The group was my brother and a couple of other friends. Almost everyone was around the same age as me (except for my brother, who was a bit younger). We usually played at my home, and I’d say my style of play shaped theirs more than the other way around, since I was always the GM.

I think I was the only one out of that bunch who kept being a part of the hobby once we split, though. Dunno if that speaks well or badly of my GMing skills.

  1. Your favorite role-playing game. (Was it the game you started with?)

It’s GURPS, and it’s not the one I started with. Lately I’ve also taken a

huge liking to Lancer.

  1. Anything else you want to share reflecting the impact of how you started on how you play(ed).

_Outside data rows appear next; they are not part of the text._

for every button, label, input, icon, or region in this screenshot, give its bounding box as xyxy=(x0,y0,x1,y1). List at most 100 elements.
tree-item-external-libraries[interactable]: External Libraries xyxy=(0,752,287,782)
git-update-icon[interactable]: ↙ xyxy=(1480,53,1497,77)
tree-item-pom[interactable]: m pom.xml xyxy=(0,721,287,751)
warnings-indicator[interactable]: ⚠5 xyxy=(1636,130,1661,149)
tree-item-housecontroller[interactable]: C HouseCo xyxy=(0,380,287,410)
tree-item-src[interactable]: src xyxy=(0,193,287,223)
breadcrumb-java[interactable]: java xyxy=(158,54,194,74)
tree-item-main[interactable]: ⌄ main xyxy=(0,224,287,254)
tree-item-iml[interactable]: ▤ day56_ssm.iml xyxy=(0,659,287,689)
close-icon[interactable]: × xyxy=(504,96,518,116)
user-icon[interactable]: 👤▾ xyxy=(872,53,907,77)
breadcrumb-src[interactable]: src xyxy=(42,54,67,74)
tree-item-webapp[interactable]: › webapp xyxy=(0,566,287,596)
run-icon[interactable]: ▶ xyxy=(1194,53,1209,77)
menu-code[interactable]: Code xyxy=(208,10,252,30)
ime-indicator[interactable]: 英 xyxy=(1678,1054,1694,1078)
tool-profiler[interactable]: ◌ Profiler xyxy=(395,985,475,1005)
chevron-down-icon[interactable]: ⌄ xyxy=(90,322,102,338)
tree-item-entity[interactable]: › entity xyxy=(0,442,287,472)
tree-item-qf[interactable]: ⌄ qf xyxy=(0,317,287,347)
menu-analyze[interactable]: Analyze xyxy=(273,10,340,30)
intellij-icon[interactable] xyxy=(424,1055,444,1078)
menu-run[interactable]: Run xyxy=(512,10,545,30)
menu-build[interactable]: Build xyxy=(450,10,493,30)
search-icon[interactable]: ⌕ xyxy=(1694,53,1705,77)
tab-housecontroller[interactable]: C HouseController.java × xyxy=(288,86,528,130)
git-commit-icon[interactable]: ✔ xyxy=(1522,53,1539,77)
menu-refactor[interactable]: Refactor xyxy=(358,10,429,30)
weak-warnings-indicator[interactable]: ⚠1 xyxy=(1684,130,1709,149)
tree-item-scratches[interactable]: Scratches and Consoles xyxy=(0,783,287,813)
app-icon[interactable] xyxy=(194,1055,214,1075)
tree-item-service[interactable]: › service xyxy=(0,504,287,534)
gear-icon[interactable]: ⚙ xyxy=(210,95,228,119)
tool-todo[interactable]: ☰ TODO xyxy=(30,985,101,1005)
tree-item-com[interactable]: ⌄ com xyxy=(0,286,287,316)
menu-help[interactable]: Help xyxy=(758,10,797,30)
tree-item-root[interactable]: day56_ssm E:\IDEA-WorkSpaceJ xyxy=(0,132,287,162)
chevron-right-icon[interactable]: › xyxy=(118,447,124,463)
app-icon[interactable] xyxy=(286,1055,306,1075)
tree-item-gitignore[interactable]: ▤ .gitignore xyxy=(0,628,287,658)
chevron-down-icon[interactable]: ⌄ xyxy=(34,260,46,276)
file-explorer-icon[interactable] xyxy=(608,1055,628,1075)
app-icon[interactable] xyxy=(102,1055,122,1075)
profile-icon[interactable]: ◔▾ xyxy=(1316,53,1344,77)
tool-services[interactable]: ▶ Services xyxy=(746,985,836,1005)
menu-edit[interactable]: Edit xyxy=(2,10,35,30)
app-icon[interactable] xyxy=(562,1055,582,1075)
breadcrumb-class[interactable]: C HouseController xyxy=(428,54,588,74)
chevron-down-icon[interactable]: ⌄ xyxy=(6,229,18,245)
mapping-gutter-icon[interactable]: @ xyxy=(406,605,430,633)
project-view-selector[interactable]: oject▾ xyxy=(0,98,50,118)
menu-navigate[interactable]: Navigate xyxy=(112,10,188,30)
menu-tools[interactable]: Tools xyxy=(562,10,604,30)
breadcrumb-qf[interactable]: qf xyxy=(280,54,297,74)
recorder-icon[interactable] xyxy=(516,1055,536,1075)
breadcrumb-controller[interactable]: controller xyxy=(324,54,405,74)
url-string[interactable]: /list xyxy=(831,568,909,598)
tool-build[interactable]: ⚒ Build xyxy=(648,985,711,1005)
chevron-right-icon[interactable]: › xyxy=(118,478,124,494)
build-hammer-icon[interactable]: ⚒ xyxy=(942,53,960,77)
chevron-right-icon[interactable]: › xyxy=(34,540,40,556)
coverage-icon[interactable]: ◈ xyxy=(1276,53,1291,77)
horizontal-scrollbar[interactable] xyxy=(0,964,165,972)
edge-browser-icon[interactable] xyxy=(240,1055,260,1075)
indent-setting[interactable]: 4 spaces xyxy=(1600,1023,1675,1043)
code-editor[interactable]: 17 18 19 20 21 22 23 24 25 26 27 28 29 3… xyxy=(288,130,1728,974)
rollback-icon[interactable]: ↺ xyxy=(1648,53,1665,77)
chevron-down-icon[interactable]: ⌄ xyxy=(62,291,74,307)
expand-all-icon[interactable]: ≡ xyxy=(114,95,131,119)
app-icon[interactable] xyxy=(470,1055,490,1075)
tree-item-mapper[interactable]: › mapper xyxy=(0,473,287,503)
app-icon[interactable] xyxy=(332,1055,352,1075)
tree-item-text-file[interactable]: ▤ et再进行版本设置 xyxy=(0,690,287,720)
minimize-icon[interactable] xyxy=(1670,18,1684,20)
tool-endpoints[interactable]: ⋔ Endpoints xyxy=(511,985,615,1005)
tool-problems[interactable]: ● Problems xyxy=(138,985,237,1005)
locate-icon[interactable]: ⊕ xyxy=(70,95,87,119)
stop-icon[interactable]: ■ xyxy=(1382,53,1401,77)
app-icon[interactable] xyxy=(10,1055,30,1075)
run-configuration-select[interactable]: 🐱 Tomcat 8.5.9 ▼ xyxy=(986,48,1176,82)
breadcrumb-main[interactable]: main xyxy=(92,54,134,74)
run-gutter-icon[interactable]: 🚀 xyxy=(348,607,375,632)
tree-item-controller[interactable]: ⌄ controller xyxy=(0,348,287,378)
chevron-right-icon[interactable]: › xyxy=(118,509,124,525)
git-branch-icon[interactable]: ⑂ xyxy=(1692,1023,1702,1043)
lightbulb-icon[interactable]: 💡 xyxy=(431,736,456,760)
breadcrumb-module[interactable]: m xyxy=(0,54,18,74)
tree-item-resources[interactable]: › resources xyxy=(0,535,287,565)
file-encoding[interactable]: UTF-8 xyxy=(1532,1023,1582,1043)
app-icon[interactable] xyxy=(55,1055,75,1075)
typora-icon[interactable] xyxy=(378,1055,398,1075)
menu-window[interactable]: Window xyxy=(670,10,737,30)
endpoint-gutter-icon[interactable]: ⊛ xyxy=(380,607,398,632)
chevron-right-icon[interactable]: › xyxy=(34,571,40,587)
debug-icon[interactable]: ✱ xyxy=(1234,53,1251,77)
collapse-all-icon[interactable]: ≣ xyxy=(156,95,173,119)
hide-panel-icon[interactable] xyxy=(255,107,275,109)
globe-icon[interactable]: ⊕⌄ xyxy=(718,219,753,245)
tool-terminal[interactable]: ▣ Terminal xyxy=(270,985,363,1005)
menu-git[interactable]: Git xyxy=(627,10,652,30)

Despite being from a different country and having ready access to a very small pool of games when compared to someone from the US, my experience bears some striking similarities with Lich van Winkle’s in that D&D was a very small part of my formative experience. I remember finding its many arbitrary limitations very confining, so I spent most of my time in other games that didn’t have them. Though some of those limitations have been removed, a lot of them still remain in the game’s latest edition.